BRAIN: Actually, I think this would be a prime time to think about every single thing ever.
ME: Really, brain? Couldn't you have thought all these things like twelve hours ago?
BRAIN: Nope!
ME: Curses.
BRAIN: Also, I think we should compose an email we've been meaning to write for the last few days. And we'll mentally rewrite it over and over, changing one little word at a time.
ME: Is that really necess--
BRAIN: Over and over.
ME: But I really should--
BRAIN: OVER AND OVER!
ME: You know what, how about I just get up and write the stinkin' email right now?
BRAIN: Suit yourself.
ME: Fine. I will. But I'm not going to send it yet!
BLADDER: While you're up, would you mind relieving me? You really shouldn't have consumed a quart of liquid before going to bed.
ME: Sigh. If I must.
BRAIN: Now that it's 2:30 in the morning, I'm wide awake!
ME: Don't you have an "off switch" or something?
STOMACH: Feed me!
ME: What? No! It isn't time for breakfast yet.
STOMACH: FEED ME!
ME: Quiet, you!

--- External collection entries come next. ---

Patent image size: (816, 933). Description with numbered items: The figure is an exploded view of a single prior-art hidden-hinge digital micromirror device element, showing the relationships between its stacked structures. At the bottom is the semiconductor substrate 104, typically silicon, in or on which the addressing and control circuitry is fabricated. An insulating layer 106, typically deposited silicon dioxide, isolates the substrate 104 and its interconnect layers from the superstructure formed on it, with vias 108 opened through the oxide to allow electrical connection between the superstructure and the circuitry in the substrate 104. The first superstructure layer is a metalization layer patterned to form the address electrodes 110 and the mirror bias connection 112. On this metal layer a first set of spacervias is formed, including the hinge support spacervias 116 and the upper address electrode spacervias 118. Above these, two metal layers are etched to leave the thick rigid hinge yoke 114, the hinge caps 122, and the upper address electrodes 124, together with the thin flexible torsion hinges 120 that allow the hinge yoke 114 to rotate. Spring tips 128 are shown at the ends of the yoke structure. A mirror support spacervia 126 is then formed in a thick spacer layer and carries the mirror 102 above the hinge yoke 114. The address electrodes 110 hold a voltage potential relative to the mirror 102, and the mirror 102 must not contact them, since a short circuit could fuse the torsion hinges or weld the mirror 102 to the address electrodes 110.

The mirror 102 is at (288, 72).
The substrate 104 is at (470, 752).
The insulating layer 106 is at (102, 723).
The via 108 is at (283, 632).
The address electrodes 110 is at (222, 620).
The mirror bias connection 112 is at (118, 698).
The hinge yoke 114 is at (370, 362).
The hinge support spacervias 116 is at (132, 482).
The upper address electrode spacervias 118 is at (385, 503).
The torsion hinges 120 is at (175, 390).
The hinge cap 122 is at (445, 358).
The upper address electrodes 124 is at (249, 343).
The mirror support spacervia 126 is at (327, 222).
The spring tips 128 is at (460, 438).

You will wait at least until the sun comes up!
STOMACH: Fine. But I will continue to make my displeasure known by growling unpleasantly.
ME: I think I'm going to try some relaxation techniques to help me fall asleep. First I'll focus on my breathing.
BRAIN: I have a better idea! How about I sing you to sleep? I'll start with all the songs from A Muppet Christmas Carol.
ME: In with the good air, out with the bad. In with the good air, out with the bad.
BRAIN: We're Marley and Marley, WHOOOOOAAA!*
ME: Maybe I'll focus all my thoughts towards the sensations in my big toe on my left foot. And I'll gradually work my way up to my head.
BRAIN: There goes Mr. Humbag, there goes Mr. Grim! If they gave a prize for being mean, the winner would be him!**
ME: Brain, I love you, but I hate you.
And that's how I didn't fall asleep until well after 3:30. And of course I was awake by 7:45. Sigh.
*Educate yourself.
**Can you believe Jacob saw this movie for the first time just this past Saturday?